TWO women who have looked after thousands of mothers and newborn babies are retiring after clocking up almost 80 years’ of service to the NHS.
Jacqui Powell and Julie Lazenby were given an emotional send-off by staff at Hull Women and Children’s Hospital as they both completed their final shifts this week.
The staff choir at Hull University Teaching Hospitals NHS Trust surprised the women by turning up at their farewell party to sing “Ho Hey” and “Make You Feel My Love”.
Janet Cairns, the trust’s head of midwifery, said: “Both Jacqui and Julie have devoted their careers to ensuring women in Hull and the East Riding have great birth experiences.
“Both women’s expertise, skills and dedication have been valued by the organisation and their support, professionalism and leadership will be greatly missed by their teams.”
Jacqui joined the NHS as a nurse in 1978 before training as a midwife and qualifying in 1985. She worked on the labour ward and as a community midwife for 13 years.
She then took on the role as clinical governance midwife at the trust in 2012, overseeing the safety of maternity services and the training of midwives.
She said: “I’ve really enjoyed the community and public health side, developing services for vulnerable groups.
“I did a lot of work around teenage pregnancies and perinatal mental health and I suppose I’m proudest of those achievements, making services better for women and children.”
Julie Lazenby started her NHS career on January 5, 1981, completing her nurse training in Hull before qualifying as a midwife in 1989.
“It was always my passion,” she said. “From being five years old, all I wanted to be was a midwife. I never even considered anything else.”
She worked on the labour ward and post natal wards before moving into antenatal care and has managed the trust’s antenatal clinic and day unit for the past 20 years.
Overseeing the move of antenatal services from Hedon Road maternity hospital to the new Women and Children’s Hospital in 2003, she has played a key role in the integration of services across Hull and the East Riding. The antenatal day unit now sees 1,100 women a month.

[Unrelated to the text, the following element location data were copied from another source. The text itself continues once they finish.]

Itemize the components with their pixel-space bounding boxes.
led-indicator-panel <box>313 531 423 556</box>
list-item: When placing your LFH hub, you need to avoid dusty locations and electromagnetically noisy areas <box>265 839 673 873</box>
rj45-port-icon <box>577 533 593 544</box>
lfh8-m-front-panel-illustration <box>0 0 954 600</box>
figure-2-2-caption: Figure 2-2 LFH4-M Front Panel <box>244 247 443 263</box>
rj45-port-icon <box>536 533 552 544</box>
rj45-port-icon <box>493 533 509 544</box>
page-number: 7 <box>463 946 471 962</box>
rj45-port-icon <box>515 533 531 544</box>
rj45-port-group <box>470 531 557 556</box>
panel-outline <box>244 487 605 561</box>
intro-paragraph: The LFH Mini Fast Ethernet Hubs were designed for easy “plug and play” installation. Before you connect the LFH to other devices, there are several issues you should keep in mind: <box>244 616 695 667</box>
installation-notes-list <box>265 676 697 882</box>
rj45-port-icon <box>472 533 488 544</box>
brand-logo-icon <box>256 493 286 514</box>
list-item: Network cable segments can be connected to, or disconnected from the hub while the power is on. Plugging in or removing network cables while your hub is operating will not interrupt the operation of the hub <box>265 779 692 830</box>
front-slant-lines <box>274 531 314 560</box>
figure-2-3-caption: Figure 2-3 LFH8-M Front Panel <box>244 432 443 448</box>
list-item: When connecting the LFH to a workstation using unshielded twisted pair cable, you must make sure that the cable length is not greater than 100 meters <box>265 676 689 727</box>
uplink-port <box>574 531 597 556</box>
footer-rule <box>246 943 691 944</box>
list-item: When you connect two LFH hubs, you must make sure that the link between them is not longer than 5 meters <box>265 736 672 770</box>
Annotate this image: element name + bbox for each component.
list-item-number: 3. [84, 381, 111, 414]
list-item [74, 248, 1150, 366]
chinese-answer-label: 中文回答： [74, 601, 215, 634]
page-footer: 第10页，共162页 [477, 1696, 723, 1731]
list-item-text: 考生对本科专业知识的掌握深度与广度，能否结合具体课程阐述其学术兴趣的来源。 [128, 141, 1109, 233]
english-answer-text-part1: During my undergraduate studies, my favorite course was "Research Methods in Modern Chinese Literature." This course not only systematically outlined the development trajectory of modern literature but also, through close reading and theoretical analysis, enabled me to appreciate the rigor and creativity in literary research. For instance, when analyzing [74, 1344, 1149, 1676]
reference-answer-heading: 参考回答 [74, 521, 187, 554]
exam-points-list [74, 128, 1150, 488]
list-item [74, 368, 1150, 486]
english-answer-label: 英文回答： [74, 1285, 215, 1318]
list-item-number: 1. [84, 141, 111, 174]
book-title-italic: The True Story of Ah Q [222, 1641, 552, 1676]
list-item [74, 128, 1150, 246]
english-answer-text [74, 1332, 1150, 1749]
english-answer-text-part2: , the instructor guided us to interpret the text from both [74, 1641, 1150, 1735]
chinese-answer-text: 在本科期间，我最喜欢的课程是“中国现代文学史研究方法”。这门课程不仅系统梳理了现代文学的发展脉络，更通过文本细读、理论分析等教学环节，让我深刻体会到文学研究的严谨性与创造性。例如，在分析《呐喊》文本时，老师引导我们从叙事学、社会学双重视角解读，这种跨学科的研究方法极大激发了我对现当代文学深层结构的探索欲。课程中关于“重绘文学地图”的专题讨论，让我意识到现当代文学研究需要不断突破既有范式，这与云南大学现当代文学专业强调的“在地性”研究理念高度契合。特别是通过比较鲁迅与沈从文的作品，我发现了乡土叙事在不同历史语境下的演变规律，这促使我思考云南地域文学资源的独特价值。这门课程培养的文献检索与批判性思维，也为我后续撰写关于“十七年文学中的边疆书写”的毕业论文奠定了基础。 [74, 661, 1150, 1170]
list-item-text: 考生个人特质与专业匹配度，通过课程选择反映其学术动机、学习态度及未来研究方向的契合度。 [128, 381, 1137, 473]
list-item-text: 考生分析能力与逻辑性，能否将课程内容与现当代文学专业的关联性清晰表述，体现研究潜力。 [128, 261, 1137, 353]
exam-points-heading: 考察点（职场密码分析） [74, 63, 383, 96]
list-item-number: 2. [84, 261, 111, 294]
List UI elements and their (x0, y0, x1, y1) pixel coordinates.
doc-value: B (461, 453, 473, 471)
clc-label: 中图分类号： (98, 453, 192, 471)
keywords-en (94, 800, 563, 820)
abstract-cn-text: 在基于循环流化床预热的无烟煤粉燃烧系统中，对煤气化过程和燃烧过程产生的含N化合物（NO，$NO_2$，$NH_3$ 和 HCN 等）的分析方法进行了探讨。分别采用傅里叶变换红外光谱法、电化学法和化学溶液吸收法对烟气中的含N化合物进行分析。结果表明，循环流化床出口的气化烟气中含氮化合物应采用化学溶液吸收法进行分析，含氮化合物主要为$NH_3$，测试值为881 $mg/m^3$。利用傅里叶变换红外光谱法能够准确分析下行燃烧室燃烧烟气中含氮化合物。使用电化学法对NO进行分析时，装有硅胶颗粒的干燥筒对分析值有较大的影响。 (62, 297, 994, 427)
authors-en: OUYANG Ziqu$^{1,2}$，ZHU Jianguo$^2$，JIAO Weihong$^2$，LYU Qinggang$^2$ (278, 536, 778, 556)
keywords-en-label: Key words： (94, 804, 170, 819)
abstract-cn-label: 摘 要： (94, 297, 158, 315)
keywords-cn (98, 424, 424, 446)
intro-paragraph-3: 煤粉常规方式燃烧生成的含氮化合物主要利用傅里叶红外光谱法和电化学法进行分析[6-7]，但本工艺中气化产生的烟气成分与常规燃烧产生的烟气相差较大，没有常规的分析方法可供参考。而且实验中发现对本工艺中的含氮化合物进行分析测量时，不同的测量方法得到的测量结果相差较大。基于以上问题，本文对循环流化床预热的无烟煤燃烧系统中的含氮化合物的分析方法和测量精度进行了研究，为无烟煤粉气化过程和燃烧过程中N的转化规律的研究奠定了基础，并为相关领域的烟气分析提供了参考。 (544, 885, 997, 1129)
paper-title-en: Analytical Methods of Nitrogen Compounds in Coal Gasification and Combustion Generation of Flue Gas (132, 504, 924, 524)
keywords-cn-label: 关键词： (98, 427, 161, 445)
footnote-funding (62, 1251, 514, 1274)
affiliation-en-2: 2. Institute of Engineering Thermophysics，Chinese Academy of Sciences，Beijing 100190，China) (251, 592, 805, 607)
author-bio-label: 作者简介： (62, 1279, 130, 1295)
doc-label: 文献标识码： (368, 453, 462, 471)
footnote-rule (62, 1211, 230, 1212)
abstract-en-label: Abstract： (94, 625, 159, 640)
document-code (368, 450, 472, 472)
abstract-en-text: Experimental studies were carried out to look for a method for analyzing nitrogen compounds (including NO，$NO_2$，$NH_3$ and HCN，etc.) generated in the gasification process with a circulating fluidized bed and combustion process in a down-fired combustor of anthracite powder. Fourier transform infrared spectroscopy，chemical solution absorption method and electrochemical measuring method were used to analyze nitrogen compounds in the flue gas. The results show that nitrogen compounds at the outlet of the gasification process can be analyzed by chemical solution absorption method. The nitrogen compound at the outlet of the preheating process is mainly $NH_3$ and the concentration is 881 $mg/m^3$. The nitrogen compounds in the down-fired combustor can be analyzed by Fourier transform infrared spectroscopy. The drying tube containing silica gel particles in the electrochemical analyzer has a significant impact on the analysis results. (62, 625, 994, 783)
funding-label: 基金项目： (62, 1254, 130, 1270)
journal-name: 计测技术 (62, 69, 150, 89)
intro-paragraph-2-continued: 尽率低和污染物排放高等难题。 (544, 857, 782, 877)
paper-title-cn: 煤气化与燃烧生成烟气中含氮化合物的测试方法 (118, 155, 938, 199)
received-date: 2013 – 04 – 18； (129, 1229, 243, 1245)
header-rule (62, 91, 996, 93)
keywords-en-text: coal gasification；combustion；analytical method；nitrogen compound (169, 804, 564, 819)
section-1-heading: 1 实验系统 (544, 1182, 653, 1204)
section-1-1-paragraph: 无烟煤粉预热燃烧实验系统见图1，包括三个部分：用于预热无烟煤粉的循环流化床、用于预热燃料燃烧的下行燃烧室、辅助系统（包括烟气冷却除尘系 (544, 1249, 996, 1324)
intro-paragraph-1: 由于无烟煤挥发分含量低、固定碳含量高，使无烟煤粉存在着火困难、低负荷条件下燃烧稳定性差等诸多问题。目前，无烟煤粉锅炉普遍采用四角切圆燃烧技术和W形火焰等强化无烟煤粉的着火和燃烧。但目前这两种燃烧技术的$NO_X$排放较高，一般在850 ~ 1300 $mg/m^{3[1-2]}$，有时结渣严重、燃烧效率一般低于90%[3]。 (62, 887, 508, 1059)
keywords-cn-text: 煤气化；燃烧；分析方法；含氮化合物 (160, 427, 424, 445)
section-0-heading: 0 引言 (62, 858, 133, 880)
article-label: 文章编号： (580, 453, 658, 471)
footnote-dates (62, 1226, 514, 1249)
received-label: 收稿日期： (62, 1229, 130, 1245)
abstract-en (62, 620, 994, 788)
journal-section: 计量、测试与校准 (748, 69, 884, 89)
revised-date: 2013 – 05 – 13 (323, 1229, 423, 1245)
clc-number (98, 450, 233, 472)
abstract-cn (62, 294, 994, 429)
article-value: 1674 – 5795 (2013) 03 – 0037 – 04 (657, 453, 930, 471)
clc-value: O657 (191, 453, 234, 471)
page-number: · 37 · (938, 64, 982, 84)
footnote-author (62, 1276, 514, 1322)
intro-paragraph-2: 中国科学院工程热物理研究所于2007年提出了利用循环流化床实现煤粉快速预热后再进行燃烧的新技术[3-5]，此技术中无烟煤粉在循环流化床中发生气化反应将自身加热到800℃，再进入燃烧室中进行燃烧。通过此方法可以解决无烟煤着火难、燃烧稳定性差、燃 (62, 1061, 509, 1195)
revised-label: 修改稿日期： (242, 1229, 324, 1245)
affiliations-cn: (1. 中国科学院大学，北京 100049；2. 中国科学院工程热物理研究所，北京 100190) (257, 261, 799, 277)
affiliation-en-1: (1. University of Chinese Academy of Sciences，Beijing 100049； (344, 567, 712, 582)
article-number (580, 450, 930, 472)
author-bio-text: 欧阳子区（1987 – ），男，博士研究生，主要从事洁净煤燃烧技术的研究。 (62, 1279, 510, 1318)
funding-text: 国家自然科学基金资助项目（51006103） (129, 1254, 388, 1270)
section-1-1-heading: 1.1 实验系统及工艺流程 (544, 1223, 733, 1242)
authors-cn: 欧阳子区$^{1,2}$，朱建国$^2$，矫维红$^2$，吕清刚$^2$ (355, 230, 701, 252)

Julie said: “Developments mean the service is unrecognisable compared to the one in place when I started. Women now come to us with high risk or multiple problems and can access greater care than ever before.
“The multi-agency work we now have in place is fantastic and it has been great to be part of such a fantastic team.
“I’m now seeing the children of women I looked after coming in to have their children and it’s been a privilege to look after them.”